Minala-Ricci, muscoli e qualità per la Salernitana

Muscoli, corsa, grinta, entusiasmo, qualità. Il ritorno di Joseph Minala e l’ingaggio di Matteo Ricci regalano linfa vitale al centrocampo della Salernitana. Quello che nella passata stagione è stato probabilmente il reparto in cui la squadra granata ha sofferto maggiormente è quello su cui si concentrano le attenzioni della società in questo avvio di mercato. Giunto a gennaio in granata, dopo un periodo trascorso ad allenarsi da solo, Minala ha dimostrato di poter essere elemento di sicuro valore in Serie B. Nonostante alcune proposte giunte al suo entourage dall’estero (in particolare dal Belgio), stavolta il camerunense non ha voluto perdere tempo. E, di fronte alla chiamata del suo mentore Bollini, non ha esitato nemmeno un istante. Poter svolgere tutto il ritiro pre-campionato, partire dall’inizio con la squadra e con un allenatore che lo conosce e lo apprezza hanno convinto Minala a mettersi subito in discussione per la sua quarta annata consecutiva in Serie B, con la speranza che possa essere quella della sua definitiva consacrazione.

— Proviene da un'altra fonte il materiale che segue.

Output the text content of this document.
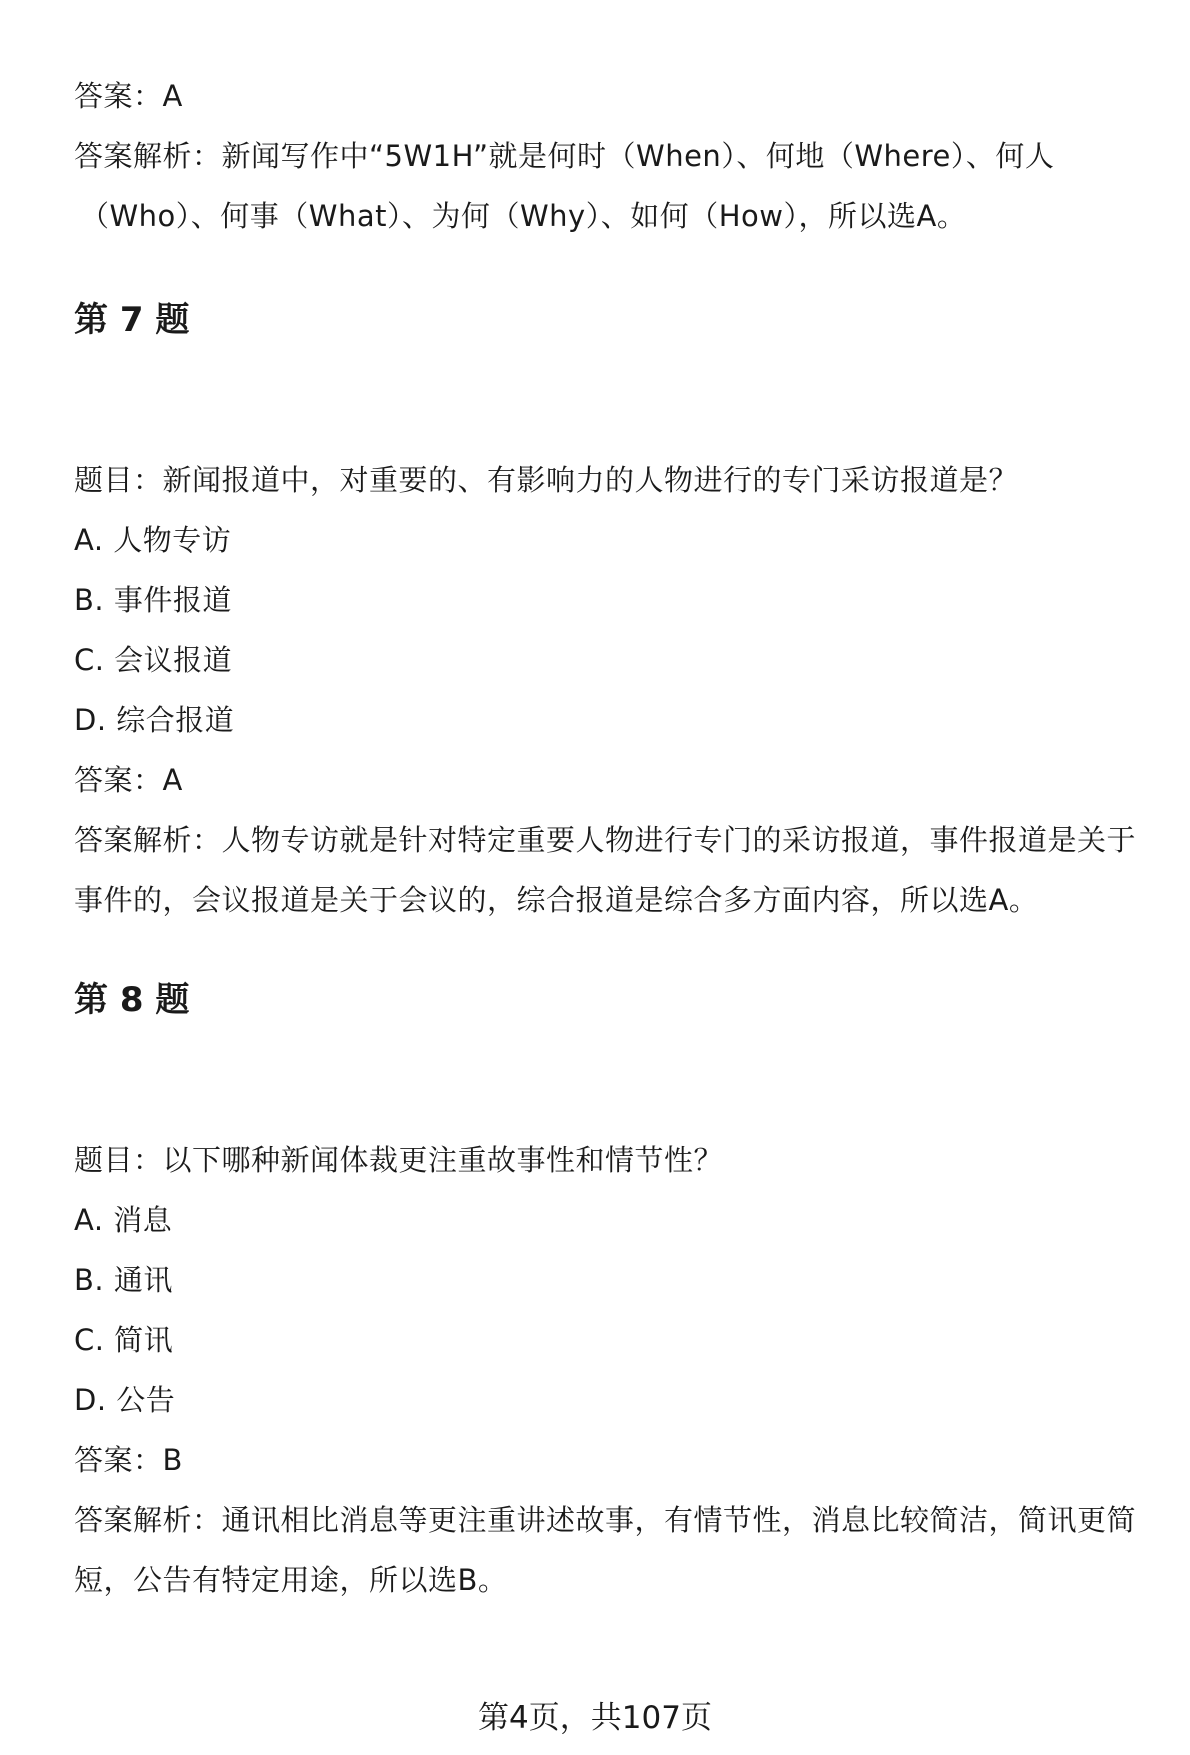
答案：A
答案解析：新闻写作中“5W1H”就是何时（When）、何地（Where）、何人
（Who）、何事（What）、为何（Why）、如何（How），所以选A。
第 7 题
题目：新闻报道中，对重要的、有影响力的人物进行的专门采访报道是？
A. 人物专访
B. 事件报道
C. 会议报道
D. 综合报道
答案：A
答案解析：人物专访就是针对特定重要人物进行专门的采访报道，事件报道是关于
事件的，会议报道是关于会议的，综合报道是综合多方面内容，所以选A。
第 8 题
题目：以下哪种新闻体裁更注重故事性和情节性？
A. 消息
B. 通讯
C. 简讯
D. 公告
答案：B
答案解析：通讯相比消息等更注重讲述故事，有情节性，消息比较简洁，简讯更简
短，公告有特定用途，所以选B。
第4页，共107页
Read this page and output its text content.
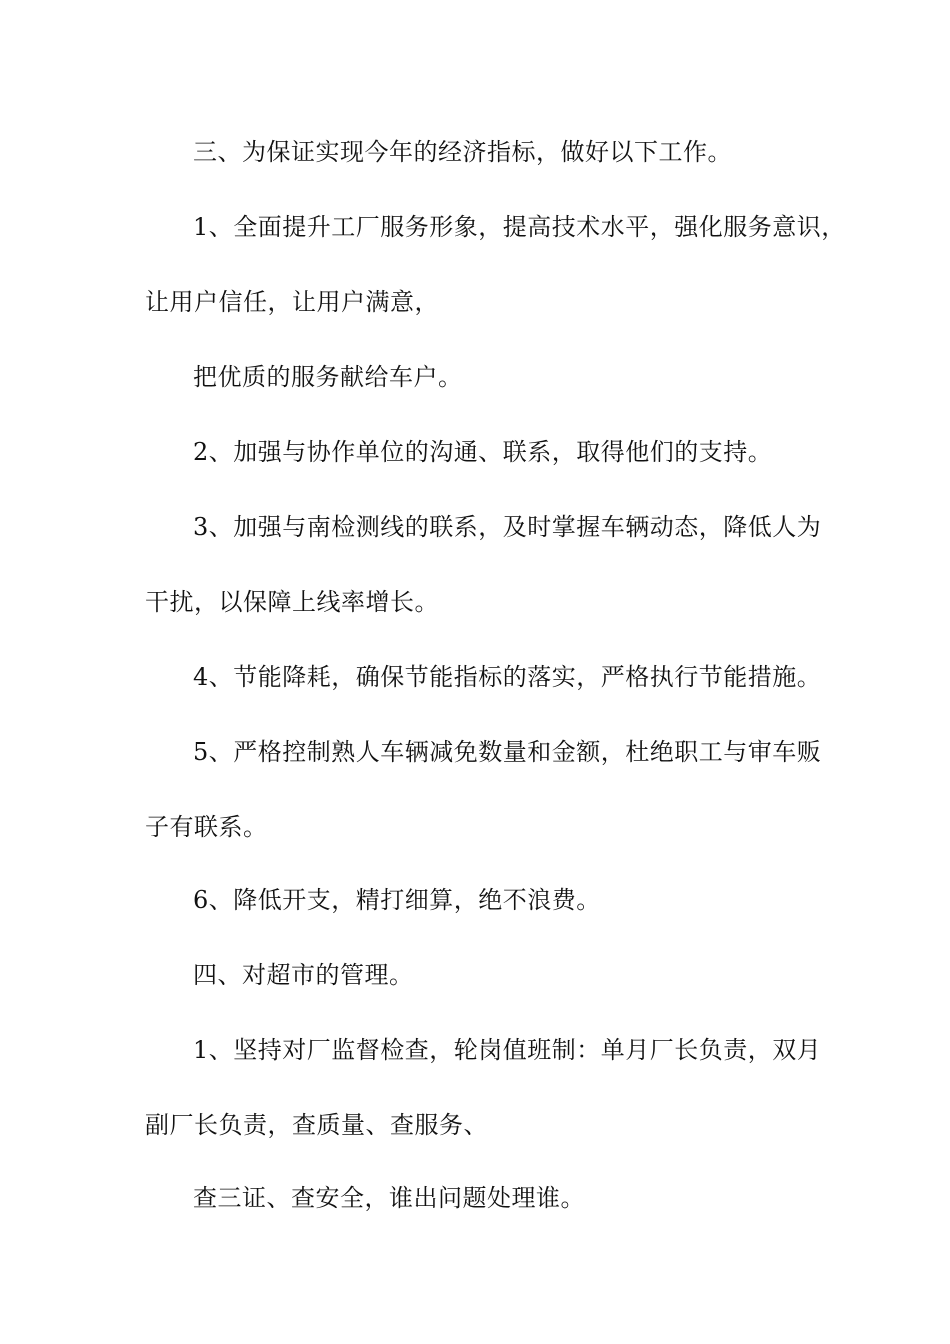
三、为保证实现今年的经济指标，做好以下工作。
1、全面提升工厂服务形象，提高技术水平，强化服务意识，
让用户信任，让用户满意，
把优质的服务献给车户。
2、加强与协作单位的沟通、联系，取得他们的支持。
3、加强与南检测线的联系，及时掌握车辆动态，降低人为
干扰，以保障上线率增长。
4、节能降耗，确保节能指标的落实，严格执行节能措施。
5、严格控制熟人车辆减免数量和金额，杜绝职工与审车贩
子有联系。
6、降低开支，精打细算，绝不浪费。
四、对超市的管理。
1、坚持对厂监督检查，轮岗值班制：单月厂长负责，双月
副厂长负责，查质量、查服务、
查三证、查安全，谁出问题处理谁。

Arriva invece in prestito dalla Roma il talentuoso Matteo Ricci. La Salernitana, contro la quale il centrocampista giallorosso ha segnato due dei sei gol segnati in carriera, si è assicurata uno dei calciatori più ricercati. E questa è sicuramente una buona notizia, un segnale anche di solidità. E di ritrovato “appeal”. Ricci, che ha iniziato la carriera come esterno, è stato poi arretrato come interno di centrocampo, ma lo scorso anno al Perugia Bucchi gli ha addirittura affidato le chiavi della cabina di regia nel finale di campionato. Con mansioni più di costruzione che di interdizione, chiaramente, Ricci ha interpretato benissimo il ruolo. Ora toccherà a Bollini (il quale cerca altri interpreti per la mediana) decidere se utilizzarlo come centrale o come mezzala.